Учиться друг у друга
Хомяков, пытаясь описать отношение православных к другим христианам, в одном из писем прибегает к притче. Учитель уехал, оставив свое учение трем ученикам. Старший прилежно повторял сказанное учителем, ничего не меняя, средний кое‑что добавил к учению, младший кое‑что убавил. По возвращении учитель ни на кого не разгневался, но сказал среднему и младшему:«Благодарите старшего брата: без него вы не сохранили бы истину, которую я вручил вам». А старшему он сказал так:«Благодари младших братьев: без них ты не понял бы истины, которую я вверил тебе».
Православие смиренно приравнивает себя к старшему брату. Оно верит, что силой божественной благодати смогло сохранить в неизменном виде истинную веру,«ничего не прибавив и ничего не убавив». Православные притязают на живое преемство с древней церковью, с апостольским и святоотеческим преданием; они считают, что в разделенном и смятенном христианстве их долг — нести свидетельство об этой непрерывной традиции, которая, оставаясь неизменной, вечно молода, жива и нова. Сегодня на Западе многие — как среди католиков, так и среди протестантов — пытаются освободиться от»напластований и наносов XVI века»,«пробиться за эпоху Реформации и Средних веков». На Западе есть также много христиан, которые пресытились крайним либерализмом, ставящим под сомнение все основополагающие библейские учения, и стремятся вновь обрести в вероучении надежный исходный пункт, в то же время избегая косного фундаментализма. Именно здесь им могут помочь православные. Православие стоит вне того круга идей, в котором западные христиане вращались в последние восемь столетий: оно не пережило ни схоластической революции, ни Реформации, ни Контрреформации, но по–прежнему пребывает в том древнем предании отцов, к которому столь многие на Западе ныне хотели бы вернуться. Таким образом, экуменическая роль православия состоит в том, чтобы ставить под вопрос общепринятые формулы латинского Запада, средневековья и Реформации.

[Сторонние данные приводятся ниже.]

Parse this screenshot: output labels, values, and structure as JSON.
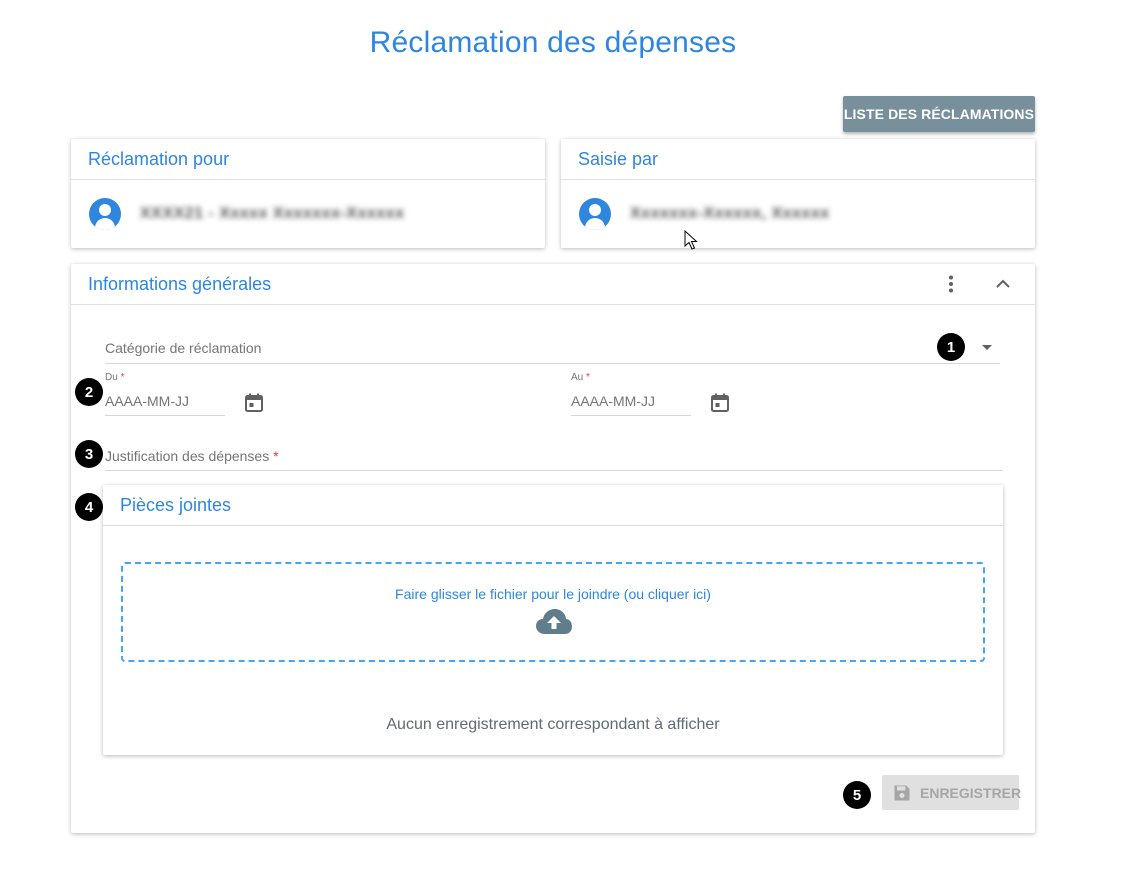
{
  "page": {
    "title": "Réclamation des dépenses"
  },
  "toolbar": {
    "list_button_label": "LISTE DES RÉCLAMATIONS"
  },
  "claim_for": {
    "title": "Réclamation pour",
    "person_name": "XXXX21 - Xxxxx Xxxxxxx-Xxxxxx"
  },
  "entered_by": {
    "title": "Saisie par",
    "person_name": "Xxxxxxx-Xxxxxx, Xxxxxx"
  },
  "general_info": {
    "title": "Informations générales",
    "category": {
      "placeholder": "Catégorie de réclamation"
    },
    "from": {
      "label": "Du",
      "required_mark": "*",
      "placeholder": "AAAA-MM-JJ"
    },
    "to": {
      "label": "Au",
      "required_mark": "*",
      "placeholder": "AAAA-MM-JJ"
    },
    "justification": {
      "label": "Justification des dépenses",
      "required_mark": "*"
    }
  },
  "attachments": {
    "title": "Pièces jointes",
    "dropzone_text": "Faire glisser le fichier pour le joindre (ou cliquer ici)",
    "empty_text": "Aucun enregistrement correspondant à afficher"
  },
  "actions": {
    "save_label": "ENREGISTRER"
  },
  "callouts": {
    "b1": "1",
    "b2": "2",
    "b3": "3",
    "b4": "4",
    "b5": "5"
  },
  "icons": {
    "avatar": "account-circle-icon",
    "more": "more-vert-icon",
    "collapse": "chevron-up-icon",
    "dropdown": "arrow-drop-down-icon",
    "calendar": "calendar-icon",
    "upload": "cloud-upload-icon",
    "save": "floppy-disk-icon"
  },
  "colors": {
    "primary": "#2e86de",
    "list_button": "#78909c",
    "dropzone_border": "#42a5f5",
    "required": "#e53935",
    "disabled_bg": "#e0e0e0"
  }
}
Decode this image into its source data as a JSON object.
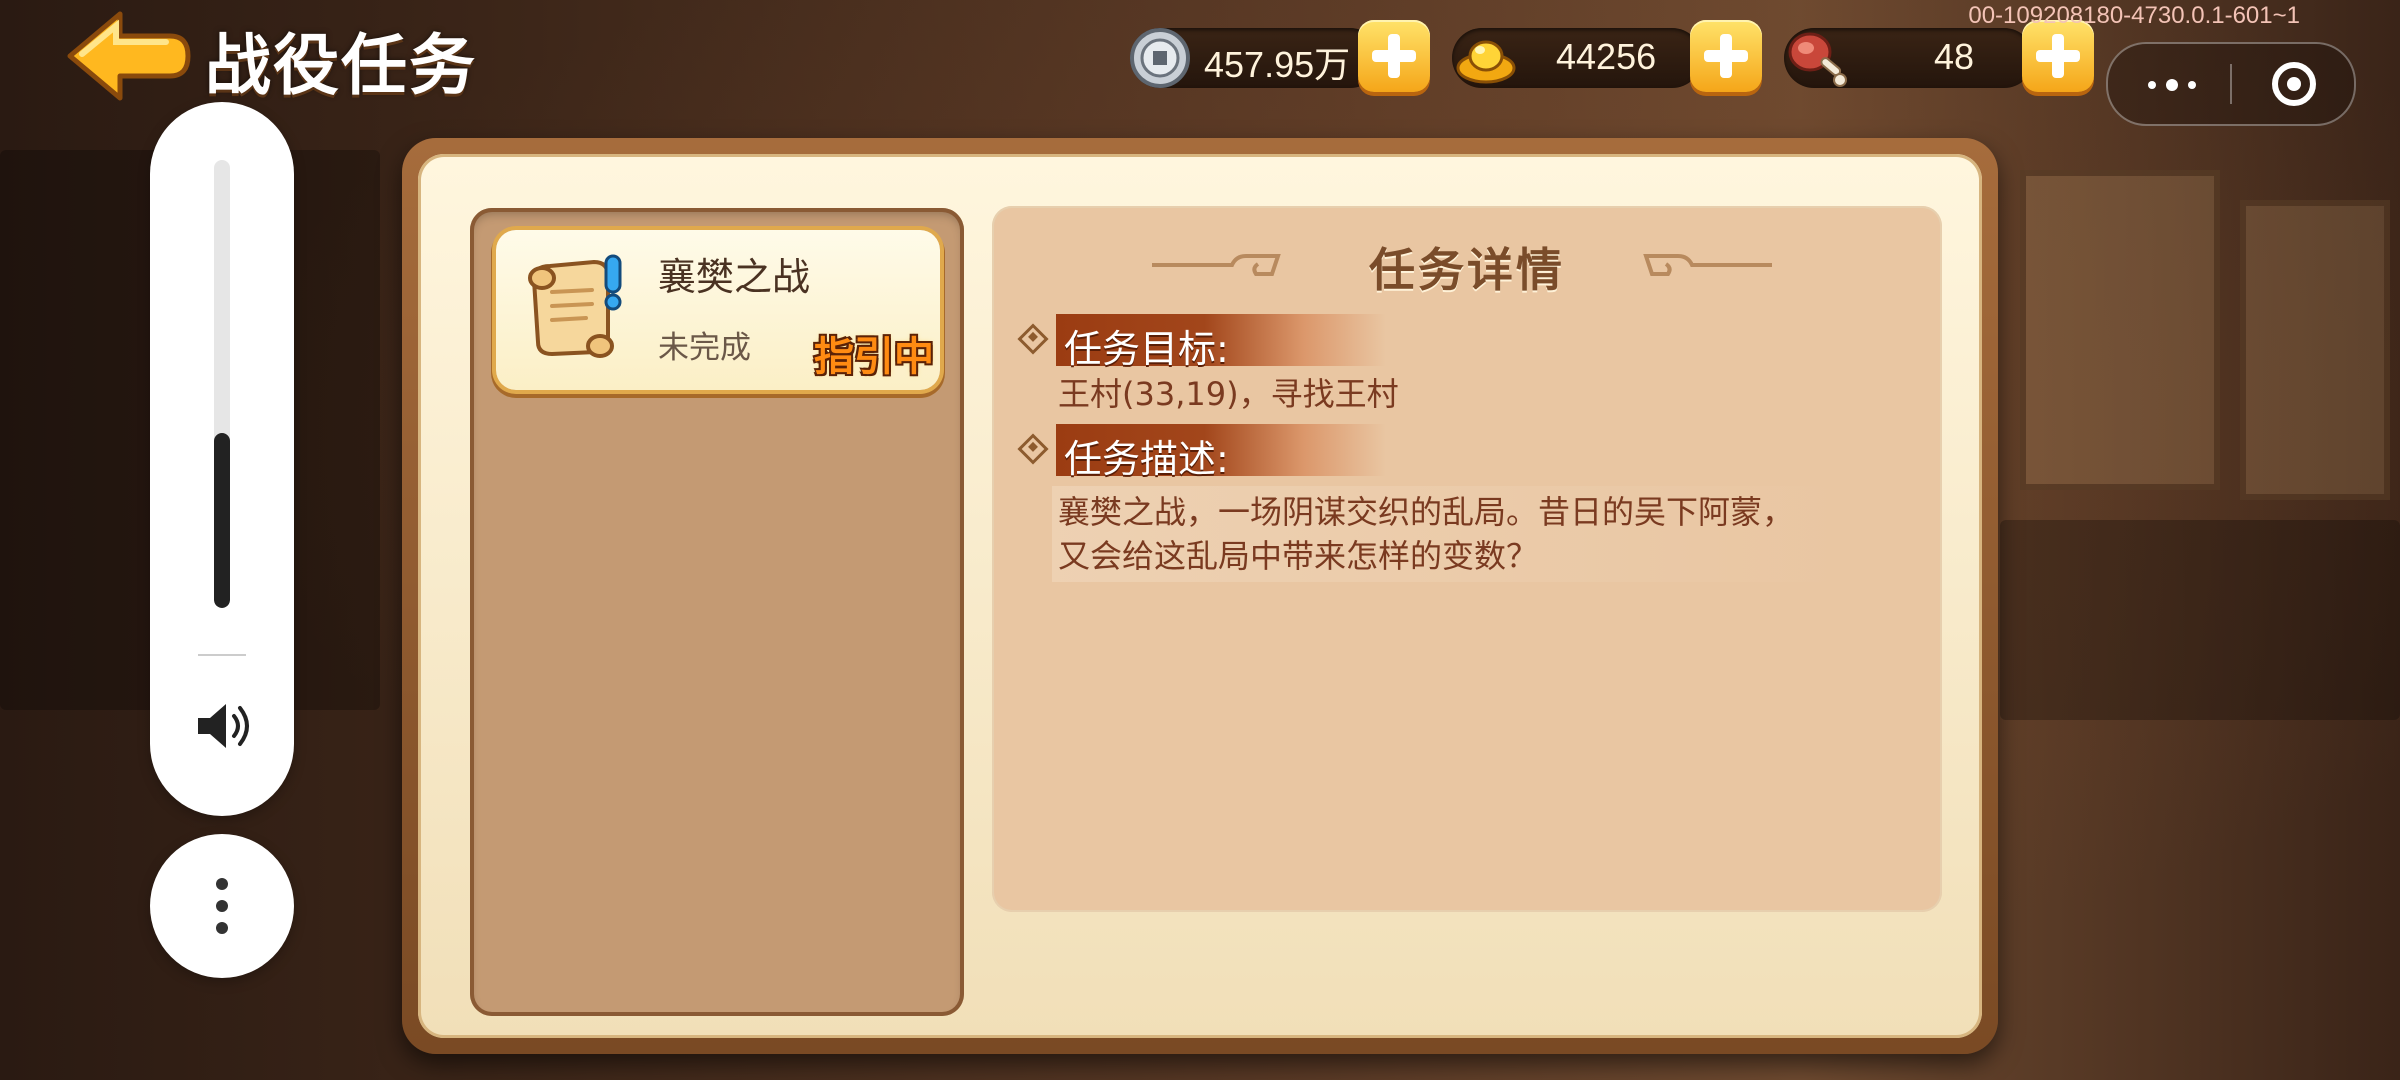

В то же время православие, опираясь не на внешнюю букву Писания, а на тот опыт, который пережит церковью в течение столетий, может предложить средний путь между фундаменталистским буквализмом и полуагностицизмом крайних либералов.
Однако если мы, православные, хотим исполнить эту роль надлежащим образом, мы должны понять нашу собственную традицию лучше, чем понимали ее в прошлом, и в этом, в свою очередь, нам может помочь Запад. Мы должны благодарить наших младших братьев за то, что через соприкосновение с ними обрели способность по–новому увидеть православие.